Tuesday 14 April 2015

L is for Labé and Larkin

Today brings you a poem from Louise Labé, a French Renaissance poet, taken from 'The Virago Book of Love Poetry'. 

I live, I die, I burn, I drown

I live, I die, I burn, I drown
I endure at once chill and cold
Life is at once too soft and too hard
I have sore troubles mingled with joys

Suddenly I laugh and at the same time cry
And in pleasure many a grief endure
My happiness wanes and yet it lasts unchanged
All at once I dry up and grow green

Thus I suffer love's inconstancies
And when I think the pain is most intense
Without thinking, it is gone again

Then when I feel my joy is certain
And my hour of greatest delight arrived 
I find my pain beginning all over once again.

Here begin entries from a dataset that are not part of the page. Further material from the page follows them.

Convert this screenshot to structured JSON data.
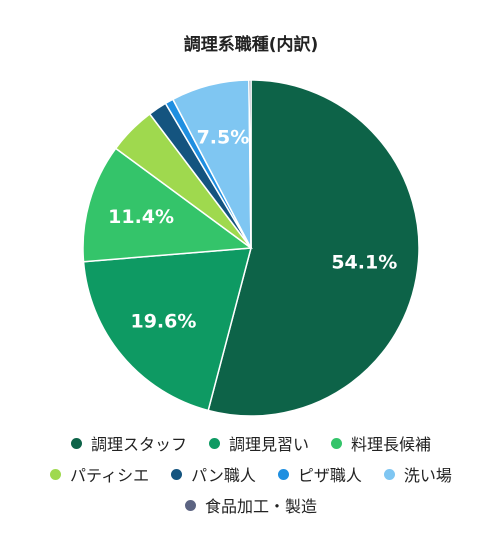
{
  "chart_data": {
    "type": "pie",
    "title": "調理系職種(内訳)",
    "start_angle_deg": 0,
    "direction": "clockwise",
    "slices": [
      {
        "name": "調理スタッフ",
        "value": 54.1,
        "color": "#0d6348",
        "label": "54.1%"
      },
      {
        "name": "調理見習い",
        "value": 19.6,
        "color": "#0e9a63",
        "label": "19.6%"
      },
      {
        "name": "料理長候補",
        "value": 11.4,
        "color": "#34c46a",
        "label": "11.4%"
      },
      {
        "name": "パティシエ",
        "value": 4.6,
        "color": "#9fd94e",
        "label": ""
      },
      {
        "name": "パン職人",
        "value": 1.8,
        "color": "#14547f",
        "label": ""
      },
      {
        "name": "ピザ職人",
        "value": 0.8,
        "color": "#1f8fe0",
        "label": ""
      },
      {
        "name": "洗い場",
        "value": 7.5,
        "color": "#7fc6f2",
        "label": "7.5%"
      },
      {
        "name": "食品加工・製造",
        "value": 0.2,
        "color": "#5c6482",
        "label": ""
      }
    ],
    "legend": {
      "placement": "bottom",
      "rows": [
        [
          "調理スタッフ",
          "調理見習い",
          "料理長候補"
        ],
        [
          "パティシエ",
          "パン職人",
          "ピザ職人",
          "洗い場"
        ],
        [
          "食品加工・製造"
        ]
      ]
    }
  }
}
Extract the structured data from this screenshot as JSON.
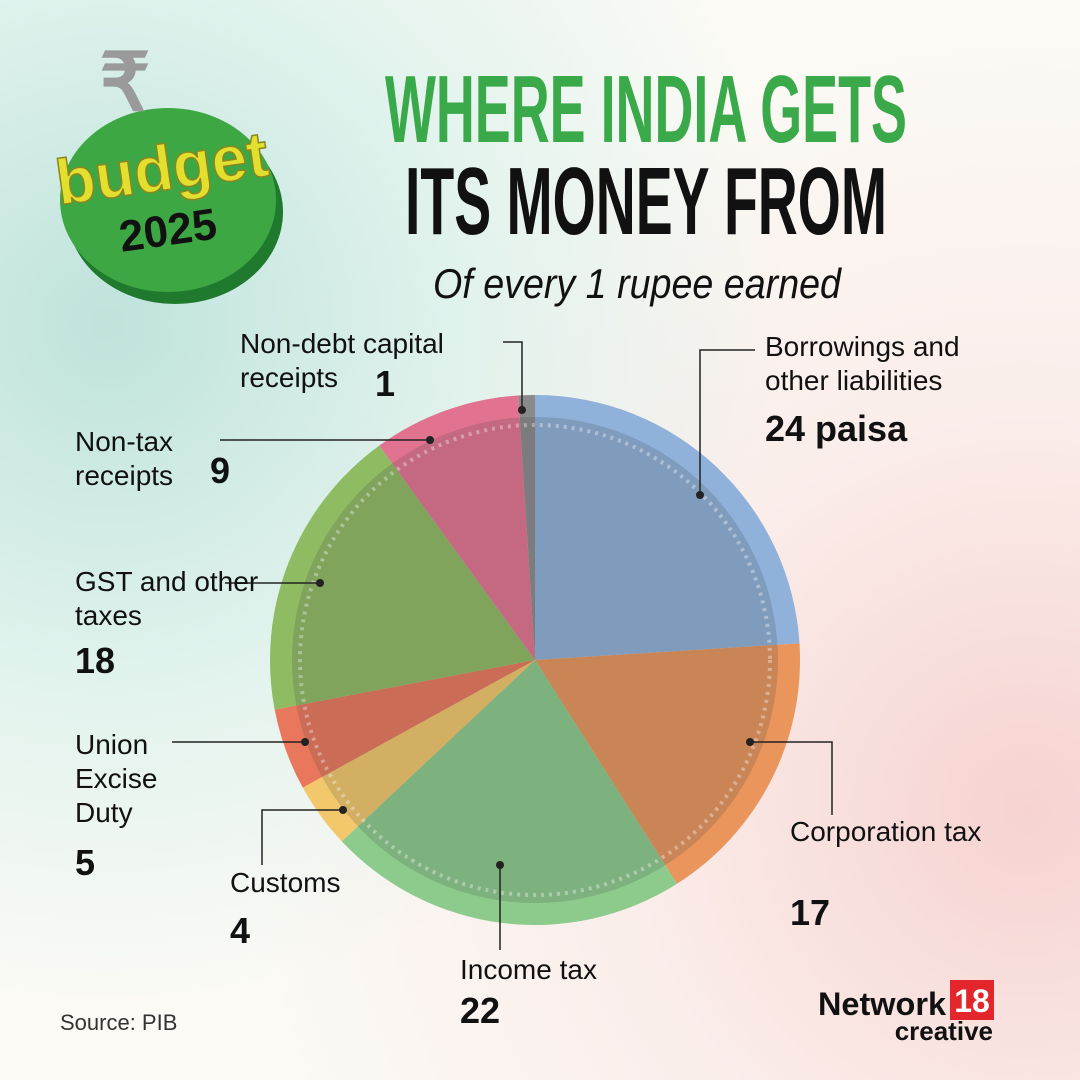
{
  "chart_data": {
    "type": "pie",
    "title": [
      "WHERE INDIA GETS",
      "ITS MONEY FROM"
    ],
    "subtitle": "Of every 1 rupee earned",
    "categories": [
      "Borrowings and other liabilities",
      "Corporation tax",
      "Income tax",
      "Customs",
      "Union Excise Duty",
      "GST and other taxes",
      "Non-tax receipts",
      "Non-debt capital receipts"
    ],
    "values": [
      24,
      17,
      22,
      4,
      5,
      18,
      9,
      1
    ],
    "value_labels": [
      "24 paisa",
      "17",
      "22",
      "4",
      "5",
      "18",
      "9",
      "1"
    ],
    "colors": [
      "#8fb1da",
      "#e9955c",
      "#8ccb8c",
      "#f3c86c",
      "#e9775c",
      "#8fbb63",
      "#e27390",
      "#8a8a8a"
    ],
    "source": "Source: PIB"
  },
  "logo": {
    "symbol": "₹",
    "word": "budget",
    "year": "2025"
  },
  "brand": {
    "name": "Network",
    "number": "18",
    "tagline": "creative"
  }
}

And from 'Staying Alive' (again), here is the wonderful and much loved Philip Larkin, because I thought it would be nice to include at least a couple that would be familiar.

This Be The Verse

They fuck you up, your mum and dad.
    They may not mean to, but they do.
They fill you with the faults they had
    And add some extra, just for you.

But they were fucked up in their turn
    By fools in old-style hats and coats,
Who half the time were soppy-stern
    And half at one another's throats.

Man hands on misery to man.
    It deepens like a coastal shelf,
Get out as early as you can,
    And don't have any kids yourself.